Things have gotten so bad some people are calling for Tom Anderson to save us. Yes, Tom the frat boy looking co-founder of Myspace that forced himself on everyone as their first “friend.”
So data mining -- or going back to the days of profiles with atrocious custom themes, auto-playing music and flash ads dominating the site.
According to Sean Percival who was Vice President of Marketing as the MySpace ship was sinking, MySpace failed because they didn’t respect their users in the chase for fast monitization.
From the Guardian: “Percival remembered an infamous ad called Punch The Monkey, which invited people to click on an animated monkey to win some kind of prize – but which usually linked through to surveys and requirements to sign up for credit cards or other services to qualify for the prize.
“It was one of the most annoying things you could do with an ad, but they just didn’t care: they had no respect for the users. It was all about monetization. Making money, squeezing every dollar out of it,” said Percival.
“And think about Facebook, the ultimate winner here. No focus on monetization early on. Very few ads. And when they do ads, they actually do very nice ads. They do more native, more inline advertising, things that feel a little more natural. Not Punch The Monkey.”
Facebook won’t let you run Punch the Monkey type ads, but nothing stops email marketers from blasting irrelevant content to their entire list on a daily basis. Anyone that markets on social media knows if your ads aren’t relevant, Facebook charges you huge amounts to run them.

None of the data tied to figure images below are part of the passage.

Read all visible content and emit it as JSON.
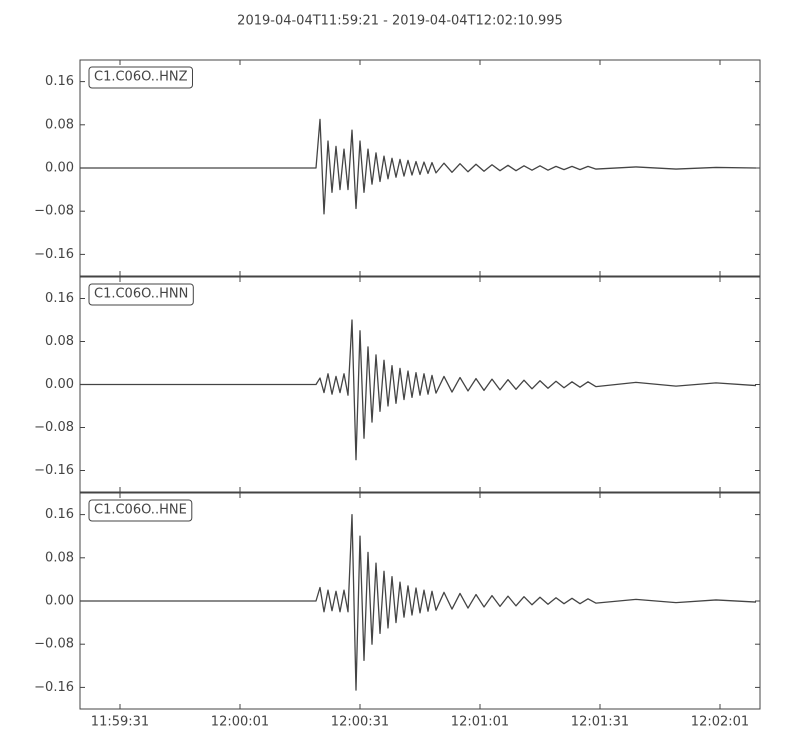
{
  "title": "2019-04-04T11:59:21  -  2019-04-04T12:02:10.995",
  "chart_data": [
    {
      "type": "line",
      "label": "C1.C06O..HNZ",
      "x": [
        "11:59:21",
        "12:00:20",
        "12:00:21",
        "12:00:22",
        "12:00:23",
        "12:00:24",
        "12:00:25",
        "12:00:26",
        "12:00:27",
        "12:00:28",
        "12:00:29",
        "12:00:30",
        "12:00:31",
        "12:00:32",
        "12:00:33",
        "12:00:34",
        "12:00:35",
        "12:00:36",
        "12:00:37",
        "12:00:38",
        "12:00:39",
        "12:00:40",
        "12:00:41",
        "12:00:42",
        "12:00:43",
        "12:00:44",
        "12:00:45",
        "12:00:46",
        "12:00:47",
        "12:00:48",
        "12:00:49",
        "12:00:50",
        "12:00:52",
        "12:00:54",
        "12:00:56",
        "12:00:58",
        "12:01:00",
        "12:01:02",
        "12:01:04",
        "12:01:06",
        "12:01:08",
        "12:01:10",
        "12:01:12",
        "12:01:14",
        "12:01:16",
        "12:01:18",
        "12:01:20",
        "12:01:22",
        "12:01:24",
        "12:01:26",
        "12:01:28",
        "12:01:30",
        "12:01:40",
        "12:01:50",
        "12:02:00",
        "12:02:10"
      ],
      "series": [
        {
          "color": "#444444",
          "values": [
            0,
            0,
            0.09,
            -0.085,
            0.05,
            -0.045,
            0.04,
            -0.04,
            0.035,
            -0.04,
            0.07,
            -0.075,
            0.05,
            -0.045,
            0.035,
            -0.03,
            0.028,
            -0.025,
            0.022,
            -0.02,
            0.018,
            -0.017,
            0.016,
            -0.015,
            0.014,
            -0.013,
            0.012,
            -0.012,
            0.011,
            -0.01,
            0.01,
            -0.009,
            0.009,
            -0.008,
            0.008,
            -0.007,
            0.007,
            -0.006,
            0.006,
            -0.005,
            0.005,
            -0.005,
            0.004,
            -0.004,
            0.004,
            -0.004,
            0.003,
            -0.003,
            0.003,
            -0.003,
            0.003,
            -0.002,
            0.002,
            -0.002,
            0.001,
            0
          ]
        }
      ],
      "xlim": [
        "11:59:21",
        "12:02:11"
      ],
      "ylim": [
        -0.2,
        0.2
      ],
      "yticks": [
        {
          "value": -0.16,
          "label": "−0.16"
        },
        {
          "value": -0.08,
          "label": "−0.08"
        },
        {
          "value": 0,
          "label": "0.00"
        },
        0.08,
        0.16
      ]
    },
    {
      "type": "line",
      "label": "C1.C06O..HNN",
      "x": [
        "11:59:21",
        "12:00:20",
        "12:00:21",
        "12:00:22",
        "12:00:23",
        "12:00:24",
        "12:00:25",
        "12:00:26",
        "12:00:27",
        "12:00:28",
        "12:00:29",
        "12:00:30",
        "12:00:31",
        "12:00:32",
        "12:00:33",
        "12:00:34",
        "12:00:35",
        "12:00:36",
        "12:00:37",
        "12:00:38",
        "12:00:39",
        "12:00:40",
        "12:00:41",
        "12:00:42",
        "12:00:43",
        "12:00:44",
        "12:00:45",
        "12:00:46",
        "12:00:47",
        "12:00:48",
        "12:00:49",
        "12:00:50",
        "12:00:52",
        "12:00:54",
        "12:00:56",
        "12:00:58",
        "12:01:00",
        "12:01:02",
        "12:01:04",
        "12:01:06",
        "12:01:08",
        "12:01:10",
        "12:01:12",
        "12:01:14",
        "12:01:16",
        "12:01:18",
        "12:01:20",
        "12:01:22",
        "12:01:24",
        "12:01:26",
        "12:01:28",
        "12:01:30",
        "12:01:40",
        "12:01:50",
        "12:02:00",
        "12:02:10"
      ],
      "series": [
        {
          "color": "#444444",
          "values": [
            0,
            0,
            0.012,
            -0.015,
            0.02,
            -0.018,
            0.015,
            -0.015,
            0.02,
            -0.02,
            0.12,
            -0.14,
            0.1,
            -0.1,
            0.07,
            -0.07,
            0.055,
            -0.05,
            0.045,
            -0.04,
            0.035,
            -0.035,
            0.03,
            -0.028,
            0.025,
            -0.024,
            0.022,
            -0.02,
            0.02,
            -0.018,
            0.017,
            -0.016,
            0.015,
            -0.014,
            0.013,
            -0.012,
            0.011,
            -0.011,
            0.01,
            -0.01,
            0.009,
            -0.009,
            0.008,
            -0.008,
            0.007,
            -0.007,
            0.006,
            -0.006,
            0.005,
            -0.005,
            0.005,
            -0.004,
            0.004,
            -0.003,
            0.003,
            -0.002
          ]
        }
      ],
      "xlim": [
        "11:59:21",
        "12:02:11"
      ],
      "ylim": [
        -0.2,
        0.2
      ],
      "yticks": [
        {
          "value": -0.16,
          "label": "−0.16"
        },
        {
          "value": -0.08,
          "label": "−0.08"
        },
        {
          "value": 0,
          "label": "0.00"
        },
        0.08,
        0.16
      ]
    },
    {
      "type": "line",
      "label": "C1.C06O..HNE",
      "x": [
        "11:59:21",
        "12:00:20",
        "12:00:21",
        "12:00:22",
        "12:00:23",
        "12:00:24",
        "12:00:25",
        "12:00:26",
        "12:00:27",
        "12:00:28",
        "12:00:29",
        "12:00:30",
        "12:00:31",
        "12:00:32",
        "12:00:33",
        "12:00:34",
        "12:00:35",
        "12:00:36",
        "12:00:37",
        "12:00:38",
        "12:00:39",
        "12:00:40",
        "12:00:41",
        "12:00:42",
        "12:00:43",
        "12:00:44",
        "12:00:45",
        "12:00:46",
        "12:00:47",
        "12:00:48",
        "12:00:49",
        "12:00:50",
        "12:00:52",
        "12:00:54",
        "12:00:56",
        "12:00:58",
        "12:01:00",
        "12:01:02",
        "12:01:04",
        "12:01:06",
        "12:01:08",
        "12:01:10",
        "12:01:12",
        "12:01:14",
        "12:01:16",
        "12:01:18",
        "12:01:20",
        "12:01:22",
        "12:01:24",
        "12:01:26",
        "12:01:28",
        "12:01:30",
        "12:01:40",
        "12:01:50",
        "12:02:00",
        "12:02:10"
      ],
      "series": [
        {
          "color": "#444444",
          "values": [
            0,
            0,
            0.025,
            -0.02,
            0.02,
            -0.018,
            0.018,
            -0.02,
            0.02,
            -0.02,
            0.16,
            -0.165,
            0.12,
            -0.11,
            0.09,
            -0.08,
            0.07,
            -0.06,
            0.055,
            -0.05,
            0.045,
            -0.04,
            0.035,
            -0.03,
            0.028,
            -0.026,
            0.024,
            -0.022,
            0.02,
            -0.019,
            0.018,
            -0.017,
            0.016,
            -0.015,
            0.014,
            -0.013,
            0.012,
            -0.011,
            0.01,
            -0.01,
            0.009,
            -0.009,
            0.008,
            -0.007,
            0.007,
            -0.006,
            0.006,
            -0.005,
            0.005,
            -0.005,
            0.004,
            -0.004,
            0.003,
            -0.003,
            0.002,
            -0.002
          ]
        }
      ],
      "xlim": [
        "11:59:21",
        "12:02:11"
      ],
      "ylim": [
        -0.2,
        0.2
      ],
      "yticks": [
        {
          "value": -0.16,
          "label": "−0.16"
        },
        {
          "value": -0.08,
          "label": "−0.08"
        },
        {
          "value": 0,
          "label": "0.00"
        },
        0.08,
        0.16
      ],
      "xticks": [
        "11:59:31",
        "12:00:01",
        "12:00:31",
        "12:01:01",
        "12:01:31",
        "12:02:01"
      ]
    }
  ]
}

As your impression frequency with individual users increases, your relevance falls and your cost-per-click goes up. Its Facebook's way of protecting their user base, its their effort to not become MySpace.
While marketers are increasingly invading users privacy (Like Facebook) in an effort to gain an advantage using “creepy AI,” to do things like predict their co-workers personalities so they can write better emails. They neglect simple advantages that can be gained by using technology to better serve and respect their audience by segmenting email lists by interest/engagement level.
Run quality ads, show them to people who are interested, don’t show them so often they are obnoxious, and realize the “obnoxious threshold” varies a great deal depending on the person and where they are in the buyer's journey.
So why has it been so hard for email marketers to learn this lesson? Because the incentives aren’t aligned. It’s easy and cheap to hit send on your entire list and unlike Facebook that charges you more to spam your audience, the consequences to email marketers are delayed.
Unfortunately, humans are terrible at calculating when costs or rewards are delayed, but signs of a squandered email list equity eventually show up as reduced inboxing rates, deliverability issues, spam complaints and lowered email ROI.
Yes, you may get a few more opens on this email by blasting your whole list with your latest update, but it will cost you down the road, and before you know it your email list will be less responsive than Tom’s fake MySpace friends.
So which kind of marketer are you? Are you still playing Punch the Monkey?